To show the menu when the user clicks the button, you can use JavaScript to toggle the display property:
$(document).ready(function () {
$(".dropbtn").click(function () {
$(".dropdown-content").toggle();
});
});
This isn’t perfect—far from it—but it highlights how the model could be used to create development tools that add a 10x multiplier, whilst keeping the human developer in the driving seat to audit the AI’s work.
Code Maturity
Static code analysis is a well-established practice for checking code quality and security. However, one of AI’s strengths might lie in refactoring code rather than creating new code. Imagine a pipeline that not only reviewed proposed changes but also suggested ways to optimise them.
This could be achieved by leveraging AI algorithms that analyse code structure, performance characteristics, and suggest refactoring opportunities.
Security Scanning
Another potential use of AI in DevOps is security scanning. An AI-powered security bot could act as a gatekeeper in the CI pipeline, ensuring all security considerations have been met. It could check dependencies, validate proposed infrastructure changes, and perform complex security analysis. The key advantage is that AI can understand the context of a change, providing more accurate and relevant security insights.
Case Studies
Several real-world examples demonstrate AI being used in DevOps. Google developed TensorFlow to help developers train machine learning models more efficiently. H2O.ai uses AI to automate feature engineering, enabling data scientists to build and deploy models faster. In 2020, OpenAI released the public beta of ChatGPT, which has since been integrated into Bing Search—it’s only a matter of time before we see it in Azure DevOps. Amazon and Google are expected to follow with their own offerings.
Conclusion
AI has the potential to revolutionise DevOps by automating routine tasks, improving the accuracy of complex tasks, and enhancing continuous integration. By leveraging AI, teams can deliver high-quality software more efficiently and securely. As the technology continues to advance, we can expect to see even more innovative applications in the future.

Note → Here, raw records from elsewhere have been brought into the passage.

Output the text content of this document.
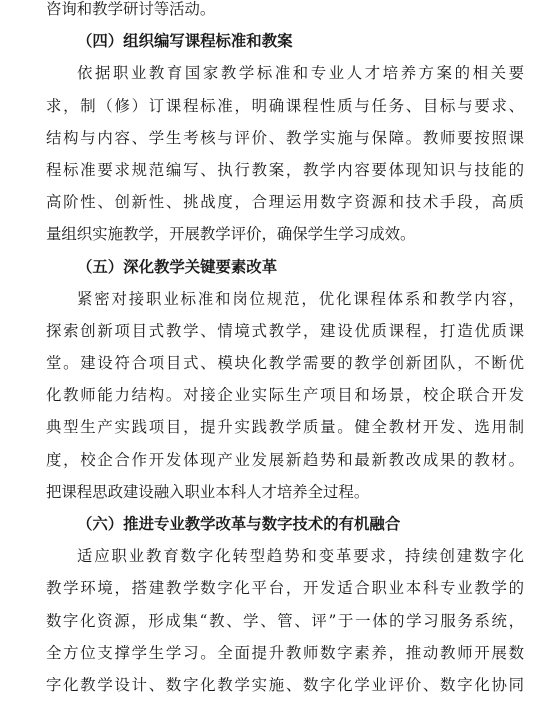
咨询和教学研讨等活动。
（四）组织编写课程标准和教案
依据职业教育国家教学标准和专业人才培养方案的相关要
求，制（修）订课程标准，明确课程性质与任务、目标与要求、
结构与内容、学生考核与评价、教学实施与保障。教师要按照课
程标准要求规范编写、执行教案，教学内容要体现知识与技能的
高阶性、创新性、挑战度，合理运用数字资源和技术手段，高质
量组织实施教学，开展教学评价，确保学生学习成效。
（五）深化教学关键要素改革
紧密对接职业标准和岗位规范，优化课程体系和教学内容，
探索创新项目式教学、情境式教学，建设优质课程，打造优质课
堂。建设符合项目式、模块化教学需要的教学创新团队，不断优
化教师能力结构。对接企业实际生产项目和场景，校企联合开发
典型生产实践项目，提升实践教学质量。健全教材开发、选用制
度，校企合作开发体现产业发展新趋势和最新教改成果的教材。
把课程思政建设融入职业本科人才培养全过程。
（六）推进专业教学改革与数字技术的有机融合
适应职业教育数字化转型趋势和变革要求，持续创建数字化
教学环境，搭建教学数字化平台，开发适合职业本科专业教学的
数字化资源，形成集“教、学、管、评”于一体的学习服务系统，
全方位支撑学生学习。全面提升教师数字素养，推动教师开展数
字化教学设计、数字化教学实施、数字化学业评价、数字化协同
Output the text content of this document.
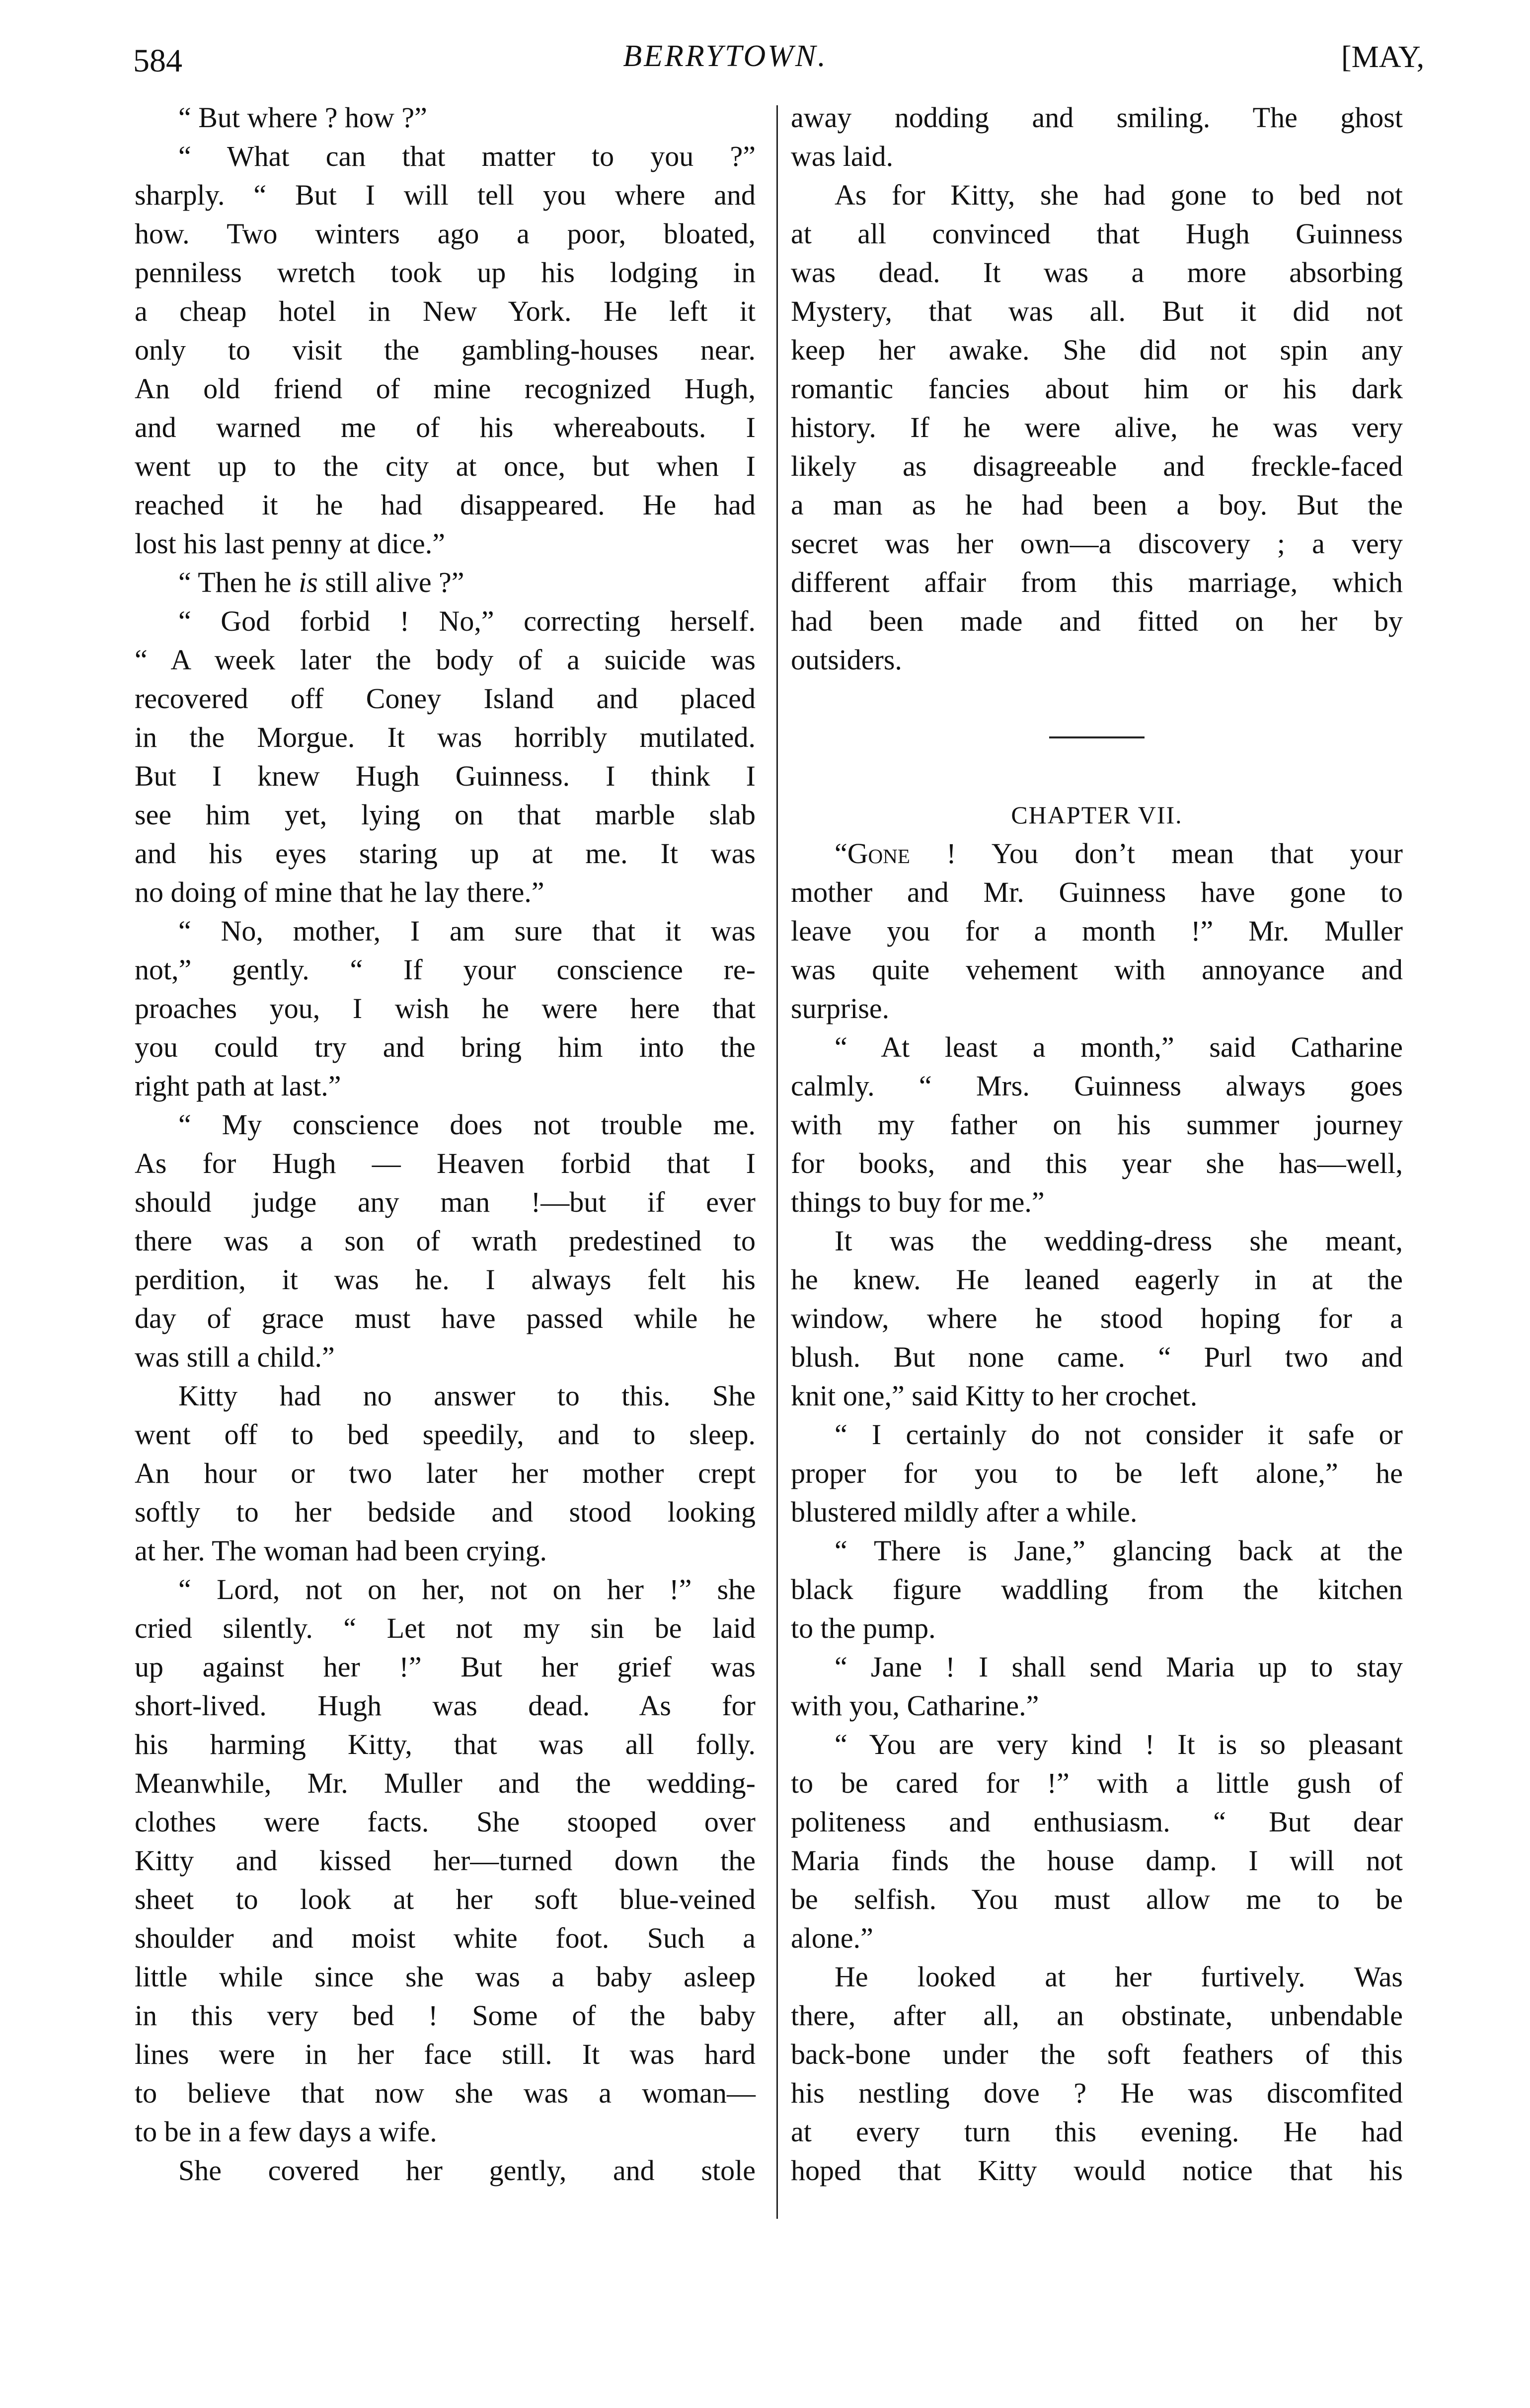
584	BERRYTOWN.	[MAY,
“ But where ? how ?”
“ What can that matter to you ?”
sharply. “ But I will tell you where and
how. Two winters ago a poor, bloated,
penniless wretch took up his lodging in
a cheap hotel in New York. He left it
only to visit the gambling-houses near.
An old friend of mine recognized Hugh,
and warned me of his whereabouts. I
went up to the city at once, but when I
reached it he had disappeared. He had
lost his last penny at dice.”
“ Then he is still alive ?”
“ God forbid ! No,” correcting herself.
“ A week later the body of a suicide was
recovered off Coney Island and placed
in the Morgue. It was horribly mutilated.
But I knew Hugh Guinness. I think I
see him yet, lying on that marble slab
and his eyes staring up at me. It was
no doing of mine that he lay there.”
“ No, mother, I am sure that it was
not,” gently. “ If your conscience re-
proaches you, I wish he were here that
you could try and bring him into the
right path at last.”
“ My conscience does not trouble me.
As for Hugh — Heaven forbid that I
should judge any man !—but if ever
there was a son of wrath predestined to
perdition, it was he. I always felt his
day of grace must have passed while he
was still a child.”
Kitty had no answer to this. She
went off to bed speedily, and to sleep.
An hour or two later her mother crept
softly to her bedside and stood looking
at her. The woman had been crying.
“ Lord, not on her, not on her !” she
cried silently. “ Let not my sin be laid
up against her !” But her grief was
short-lived. Hugh was dead. As for
his harming Kitty, that was all folly.
Meanwhile, Mr. Muller and the wedding-
clothes were facts. She stooped over
Kitty and kissed her—turned down the
sheet to look at her soft blue-veined
shoulder and moist white foot. Such a
little while since she was a baby asleep
in this very bed ! Some of the baby
lines were in her face still. It was hard
to believe that now she was a woman—
to be in a few days a wife.
She covered her gently, and stole
away nodding and smiling. The ghost
was laid.
As for Kitty, she had gone to bed not
at all convinced that Hugh Guinness
was dead. It was a more absorbing
Mystery, that was all. But it did not
keep her awake. She did not spin any
romantic fancies about him or his dark
history. If he were alive, he was very
likely as disagreeable and freckle-faced
a man as he had been a boy. But the
secret was her own—a discovery ; a very
different affair from this marriage, which
had been made and fitted on her by
outsiders.
CHAPTER VII.
“Gone ! You don’t mean that your
mother and Mr. Guinness have gone to
leave you for a month !” Mr. Muller
was quite vehement with annoyance and
surprise.
“ At least a month,” said Catharine
calmly. “ Mrs. Guinness always goes
with my father on his summer journey
for books, and this year she has—well,
things to buy for me.”
It was the wedding-dress she meant,
he knew. He leaned eagerly in at the
window, where he stood hoping for a
blush. But none came. “ Purl two and
knit one,” said Kitty to her crochet.
“ I certainly do not consider it safe or
proper for you to be left alone,” he
blustered mildly after a while.
“ There is Jane,” glancing back at the
black figure waddling from the kitchen
to the pump.
“ Jane ! I shall send Maria up to stay
with you, Catharine.”
“ You are very kind ! It is so pleasant
to be cared for !” with a little gush of
politeness and enthusiasm. “ But dear
Maria finds the house damp. I will not
be selfish. You must allow me to be
alone.”
He looked at her furtively. Was
there, after all, an obstinate, unbendable
back-bone under the soft feathers of this
his nestling dove ? He was discomfited
at every turn this evening. He had
hoped that Kitty would notice that his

That said, the cynic in me suspects that whilst the technology is approaching maturity, adoption will require cultural change, discipline, and openness to new practices. Frustratingly, these are purely human factors that cannot be injected without resistance. It will take time—and fresh faces—to adopt these practices. In an industry that doubles in size every 18 months, one hopes we’ll see meaningful change within the next two years or so.